Many people don’t know about the existence of iceberg rocks. It’s not a term you can google up on. Most people don’t even notice rocks let alone ask how deep and wide do they go beneath the surface – but I have always harbored a curious fetish for things that most folk never give a second look. I know things are never what they appear to be. They can often prove deceptive. Besides there are a couple of of them on my land. Not many, but enough to remind me, its futile to try to move them – that’s really how it is when someone says he much prefers to live all by himself – all you’re really able to make out from that one statement is only the person himself knows the real reason why, but like all iceberg rocks. You will never ever know why….never….not even if you spend the whole day trying to dig it out from them.

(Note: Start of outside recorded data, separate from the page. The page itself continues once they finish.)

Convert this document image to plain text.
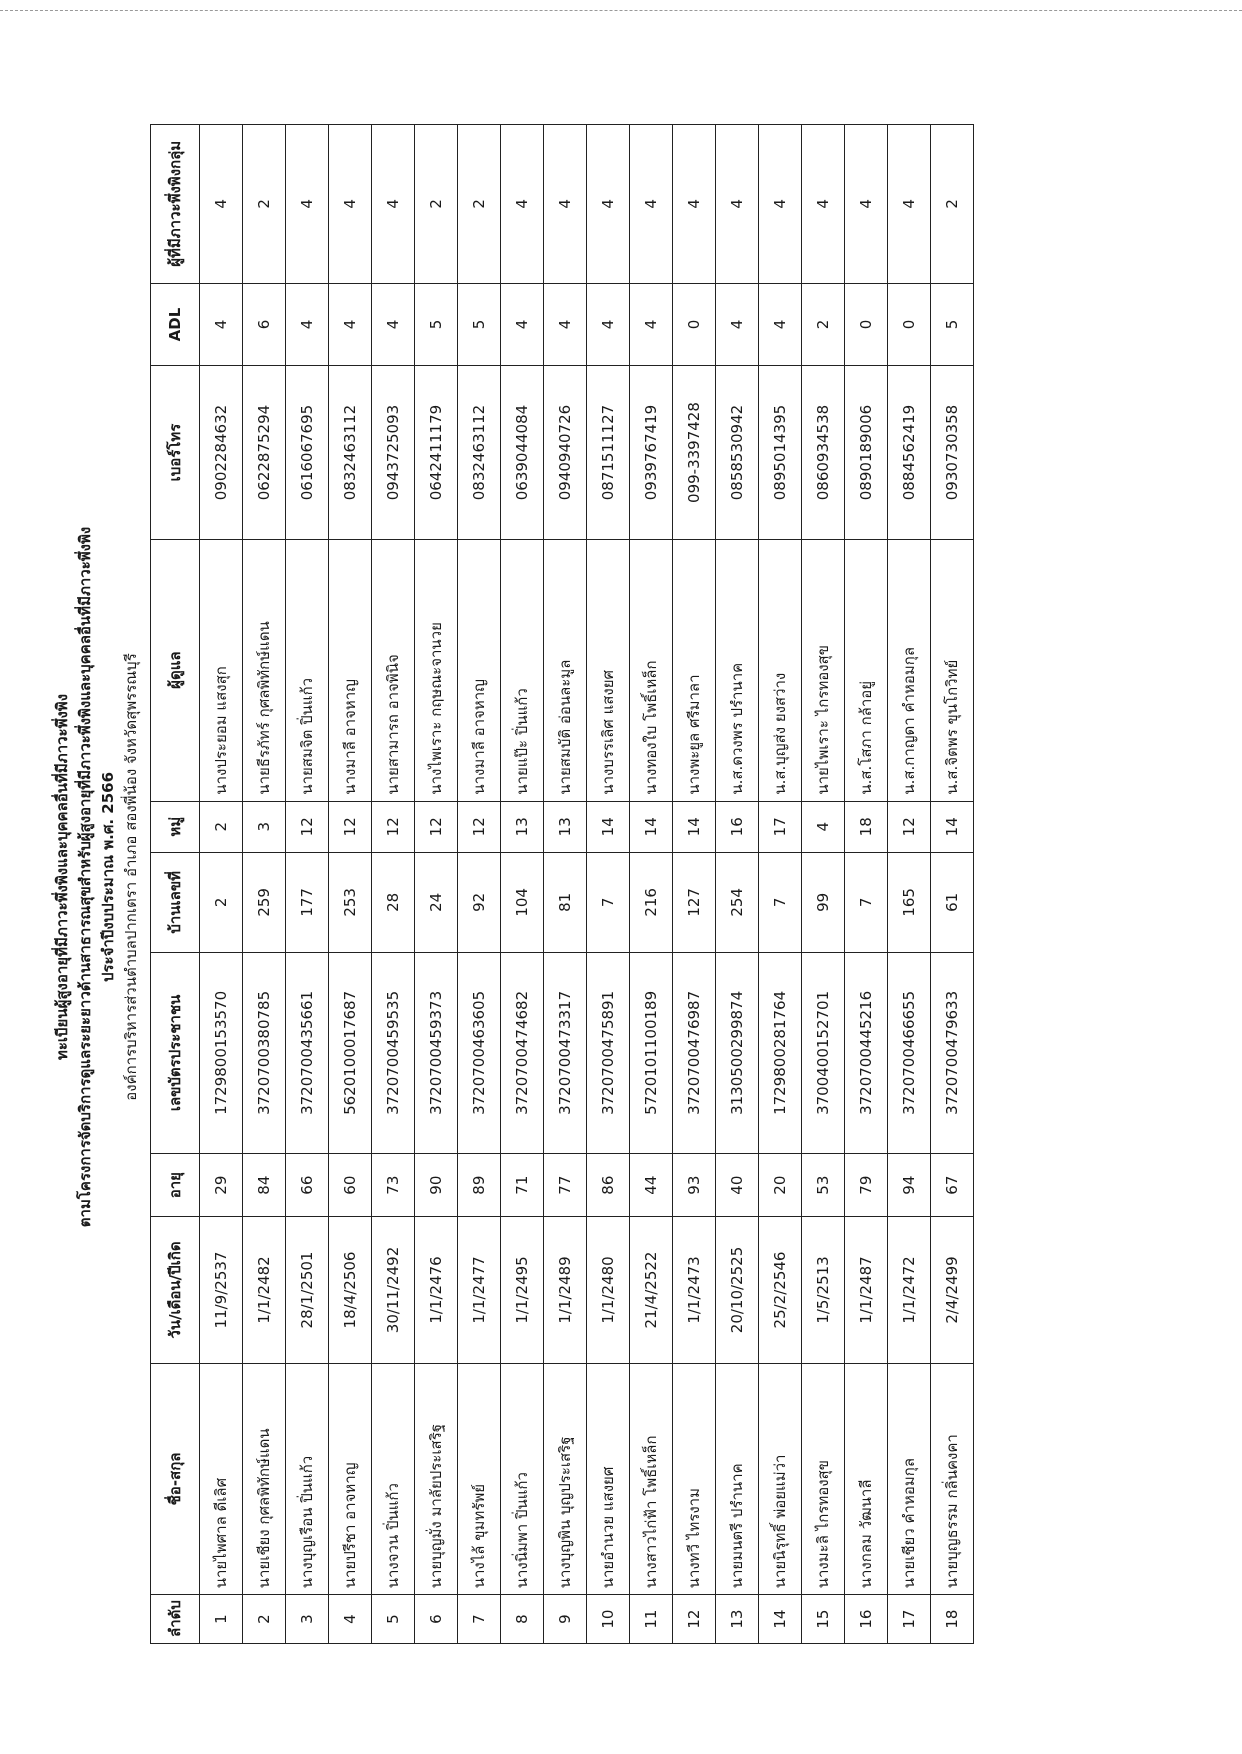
ทะเบียนผู้สูงอายุที่มีภาวะพึ่งพิงและบุคคลอื่นที่มีภาวะพึ่งพิง ตามโครงการจัดบริการดูแลระยะยาวด้านสาธารณสุขสำหรับผู้สูงอายุที่มีภาวะพึ่งพิงและบุคคลอื่นที่มีภาวะพึ่งพิง ประจำปีงบประมาณ พ.ศ. 2566 องค์การบริหารส่วนตำบลปากเตรา อำเภอ สองพี่น้อง จังหวัดสุพรรณบุรี
ลำดับ	ชื่อ-สกุล	วัน/เดือน/ปีเกิด	อายุ	เลขบัตรประชาชน	บ้านเลขที่	หมู่	ผู้ดูแล	เบอร์โทร	ADL	ผู้ที่มีภาวะพึ่งพิงกลุ่ม
1	นายไพศาล ดีเลิศ	11/9/2537	29	1729800153570	2	2	นางประยอม แสงสุก	0902284632	4	4
2	นายเชียง กุศลพิทักษ์แดน	1/1/2482	84	3720700380785	259	3	นายธีรภัทร์ กุศลพิทักษ์แดน	0622875294	6	2
3	นางบุญเรือน ปิ่นแก้ว	28/1/2501	66	3720700435661	177	12	นายสมจิต ปิ่นแก้ว	0616067695	4	4
4	นายปรีชา อาจหาญ	18/4/2506	60	5620100017687	253	12	นางมาลี อาจหาญ	0832463112	4	4
5	นางจวน ปิ่นแก้ว	30/11/2492	73	3720700459535	28	12	นายสามารถ อาจพินิจ	0943725093	4	4
6	นายบุญมั่ง มาลัยประเสริฐ	1/1/2476	90	3720700459373	24	12	นางไพเราะ กฤษณะจานวย	0642411179	5	2
7	นางไล้ ขุมทรัพย์	1/1/2477	89	3720700463605	92	12	นางมาลี อาจหาญ	0832463112	5	2
8	นางนิ่มพา ปิ่นแก้ว	1/1/2495	71	3720700474682	104	13	นายแป๊ะ ปิ่นแก้ว	0639044084	4	4
9	นางบุญพิน บุญประเสริฐ	1/1/2489	77	3720700473317	81	13	นายสมบัติ อ่อนละมูล	0940940726	4	4
10	นายอำนวย แสงยศ	1/1/2480	86	3720700475891	7	14	นางบรรเลิศ แสงยศ	0871511127	4	4
11	นางสาวไก่ฟ้า โพธิ์เหล็ก	21/4/2522	44	5720101100189	216	14	นางทองใบ โพธิ์เหล็ก	0939767419	4	4
12	นางทวี ไทรงาม	1/1/2473	93	3720700476987	127	14	นางพะยูล ศรีมาลา	099-3397428	0	4
13	นายมนตรี ปรำนาค	20/10/2525	40	3130500299874	254	16	น.ส.ดวงพร ปรำนาค	0858530942	4	4
14	นายนิรุทธิ์ พ่อยแม่ว่า	25/2/2546	20	1729800281764	7	17	น.ส.บุญส่ง ยงสว่าง	0895014395	4	4
15	นางมะลิ ไกรทองสุข	1/5/2513	53	3700400152701	99	4	นายไพเราะ ไกรทองสุข	0860934538	2	4
16	นางกลม วัฒนาลี	1/1/2487	79	3720700445216	7	18	น.ส.โสภา กล้าอยู่	0890189006	0	4
17	นายเชียว คำหอมกุล	1/1/2472	94	3720700466655	165	12	น.ส.กาญดา คำหอมกุล	0884562419	0	4
18	นายบุญธรรม กลิ่นคงคา	2/4/2499	67	3720700479633	61	14	น.ส.จิตพร ขุนโกวิทย์	0930730358	5	2
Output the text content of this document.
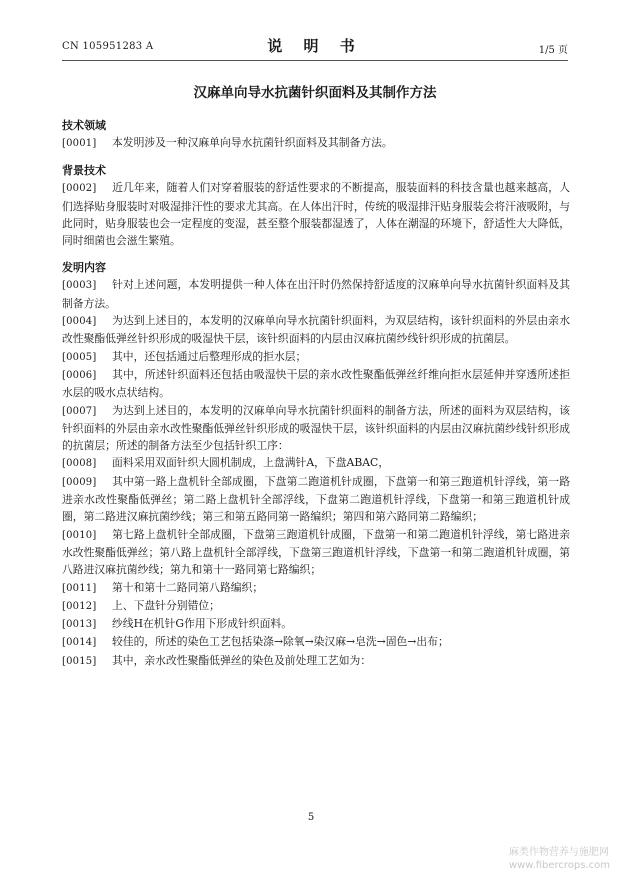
CN 105951283 A	说 明 书	1/5 页
汉麻单向导水抗菌针织面料及其制作方法
技术领域
[0001] 本发明涉及一种汉麻单向导水抗菌针织面料及其制备方法。
背景技术
[0002] 近几年来，随着人们对穿着服装的舒适性要求的不断提高，服装面料的科技含量也越来越高，人们选择贴身服装时对吸湿排汗性的要求尤其高。在人体出汗时，传统的吸湿排汗贴身服装会将汗液吸附，与此同时，贴身服装也会一定程度的变湿，甚至整个服装都湿透了，人体在潮湿的环境下，舒适性大大降低，同时细菌也会滋生繁殖。
发明内容
[0003] 针对上述问题，本发明提供一种人体在出汗时仍然保持舒适度的汉麻单向导水抗菌针织面料及其制备方法。
[0004] 为达到上述目的，本发明的汉麻单向导水抗菌针织面料，为双层结构，该针织面料的外层由亲水改性聚酯低弹丝针织形成的吸湿快干层，该针织面料的内层由汉麻抗菌纱线针织形成的抗菌层。
[0005] 其中，还包括通过后整理形成的拒水层；
[0006] 其中，所述针织面料还包括由吸湿快干层的亲水改性聚酯低弹丝纤维向拒水层延伸并穿透所述拒水层的吸水点状结构。
[0007] 为达到上述目的，本发明的汉麻单向导水抗菌针织面料的制备方法，所述的面料为双层结构，该针织面料的外层由亲水改性聚酯低弹丝针织形成的吸湿快干层，该针织面料的内层由汉麻抗菌纱线针织形成的抗菌层；所述的制备方法至少包括针织工序：
[0008] 面料采用双面针织大圆机制成，上盘满针A，下盘ABAC，
[0009] 其中第一路上盘机针全部成圈，下盘第二跑道机针成圈，下盘第一和第三跑道机针浮线，第一路进亲水改性聚酯低弹丝；第二路上盘机针全部浮线，下盘第二跑道机针浮线，下盘第一和第三跑道机针成圈，第二路进汉麻抗菌纱线；第三和第五路同第一路编织；第四和第六路同第二路编织；
[0010] 第七路上盘机针全部成圈，下盘第三跑道机针成圈，下盘第一和第二跑道机针浮线，第七路进亲水改性聚酯低弹丝；第八路上盘机针全部浮线，下盘第三跑道机针浮线，下盘第一和第二跑道机针成圈，第八路进汉麻抗菌纱线；第九和第十一路同第七路编织；
[0011] 第十和第十二路同第八路编织；
[0012] 上、下盘针分别错位；
[0013] 纱线H在机针G作用下形成针织面料。
[0014] 较佳的，所述的染色工艺包括染涤→除氧→染汉麻→皂洗→固色→出布；
[0015] 其中，亲水改性聚酯低弹丝的染色及前处理工艺如为：
5
麻类作物营养与施肥网
www.fibercrops.com
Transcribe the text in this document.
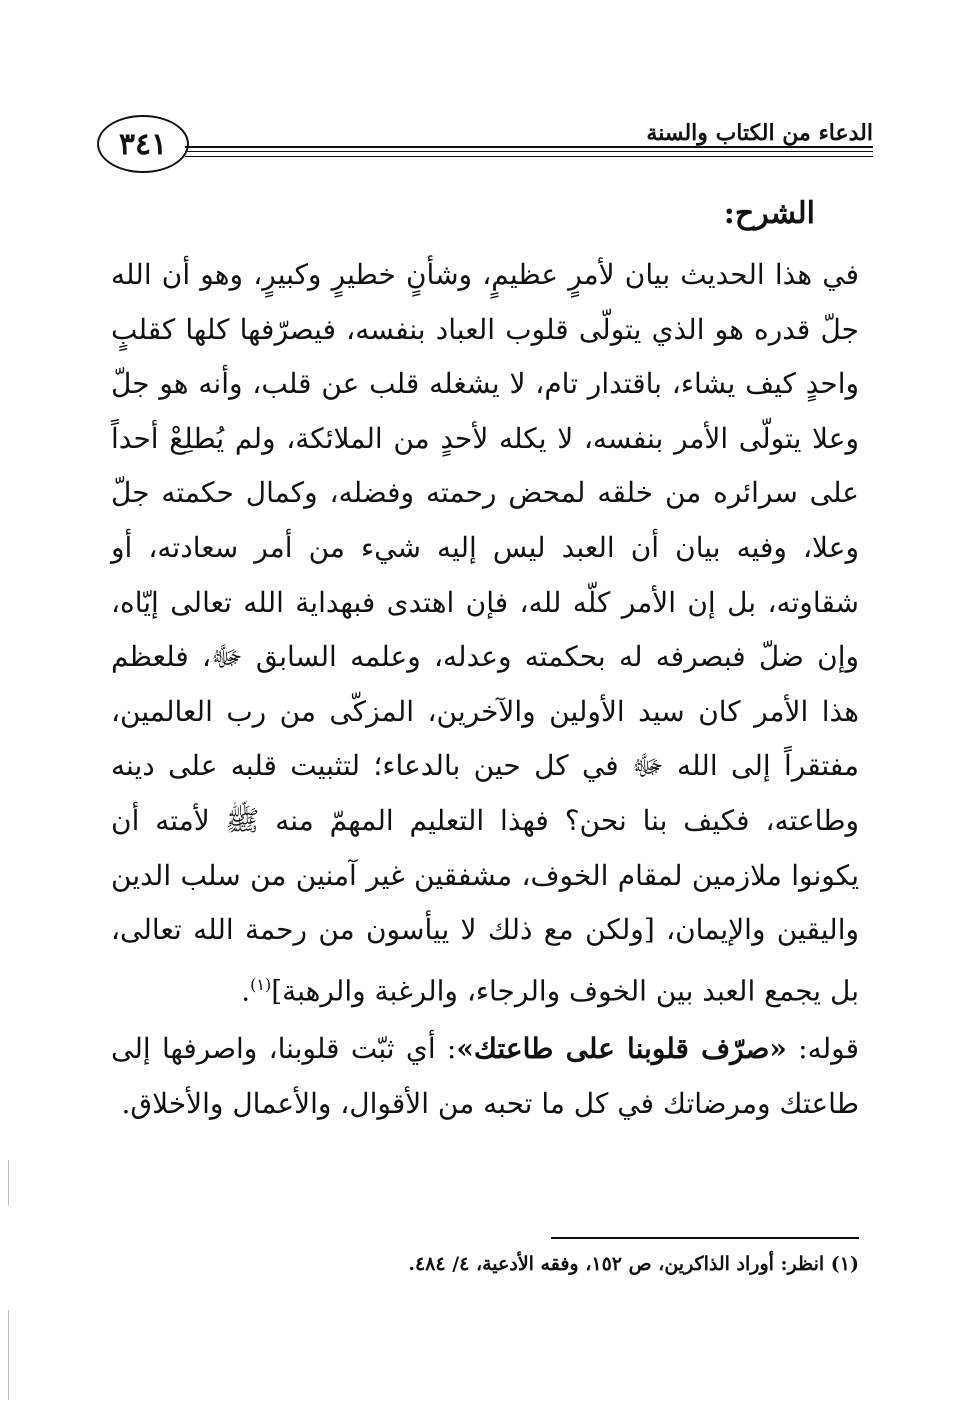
الدعاء من الكتاب والسنة
٣٤١
الشرح:
في هذا الحديث بيان لأمرٍ عظيمٍ، وشأنٍ خطيرٍ وكبيرٍ، وهو أن الله جلّ قدره هو الذي يتولّى قلوب العباد بنفسه، فيصرّفها كلها كقلبٍ واحدٍ كيف يشاء، باقتدار تام، لا يشغله قلب عن قلب، وأنه هو جلّ وعلا يتولّى الأمر بنفسه، لا يكله لأحدٍ من الملائكة، ولم يُطلِعْ أحداً على سرائره من خلقه لمحض رحمته وفضله، وكمال حكمته جلّ وعلا، وفيه بيان أن العبد ليس إليه شيء من أمر سعادته، أو شقاوته، بل إن الأمر كلّه لله، فإن اهتدى فبهداية الله تعالى إيّاه، وإن ضلّ فبصرفه له بحكمته وعدله، وعلمه السابق ﷻ، فلعظم هذا الأمر كان سيد الأولين والآخرين، المزكّى من رب العالمين، مفتقراً إلى الله ﷻ في كل حين بالدعاء؛ لتثبيت قلبه على دينه وطاعته، فكيف بنا نحن؟ فهذا التعليم المهمّ منه ﷺ لأمته أن يكونوا ملازمين لمقام الخوف، مشفقين غير آمنين من سلب الدين واليقين والإيمان، [ولكن مع ذلك لا ييأسون من رحمة الله تعالى، بل يجمع العبد بين الخوف والرجاء، والرغبة والرهبة]$^{(١)}$.
قوله: «صرّف قلوبنا على طاعتك»: أي ثبّت قلوبنا، واصرفها إلى طاعتك ومرضاتك في كل ما تحبه من الأقوال، والأعمال والأخلاق.
(١) انظر: أوراد الذاكرين، ص ١٥٢، وفقه الأدعية، ٤/ ٤٨٤.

Somewhere in Northern Uganda many years ago….in another life

The Chinaman cocoa planter of Gabundi estate looked from a hill in the distance as the Akholi tanks rolled into his plantation. He stood there on the same spot through out the afternoon, evening and even through the dead of night right to dawn.

There he stood on the hill watching it all…his farm razed, distant gun shots renting to the shrills of the fallen. Even his tall Matabali 40 something wired framed bodyguard, who had the unusual habit of carrying a karfu spear and a Kahasilli bow, instead of the de riguer AK47 – even he lowered his eyes along with the many braves who watched the carnage from a hidden thicket in the a distance.

They all lowered their eyes – when the saw spired wooden church the Shahidi has built for the Bavarian nun, Eva Mayer – the Chinaman Cocoa planter of Gabundi estate was good with his hands, he could hammer a steel girdle into a ruler. He could weld and so one day….he decided to built a Bavarian church for his one and only love – Eva Meyer.

Yet the Chinaman Cocoa Planter who stood that night peering into night never lowered his eyes.

He just looked on as the fires raged on through the night. From time to time, he would light a cigarillo or pop another Mentos into his restless mouth – he just looked on through and beyond the place he was in and beyond it, to another realm….another place….faraway from this place called hell….to a place that could only be called hope.

Many years latter a wooden legged Sudanese who had a habit of lounging in one of the many tea houses in the emigre quarter of Cairo. A man who claimed to be one of heroes of the Ascension wars would be heard murmuring in whispers. As that is how the Adamako tribe who once served the Shahidi would speak of chieftain – even a dead one – with his right hand over his mouth and in hushed whispers….the emigre that became his tribe would one day say when they sip their pipping hot Sudanese cardamon flavored tea,

‘He watched on through the night… they burnt down everything in his plantation…..he even looked hopeful……I wonder. Did he perhaps see paradise like a man who stands behind the veil just before it was parted…

Yes? He must have. The Shahidi. He looked hopeful. So very hopeful.”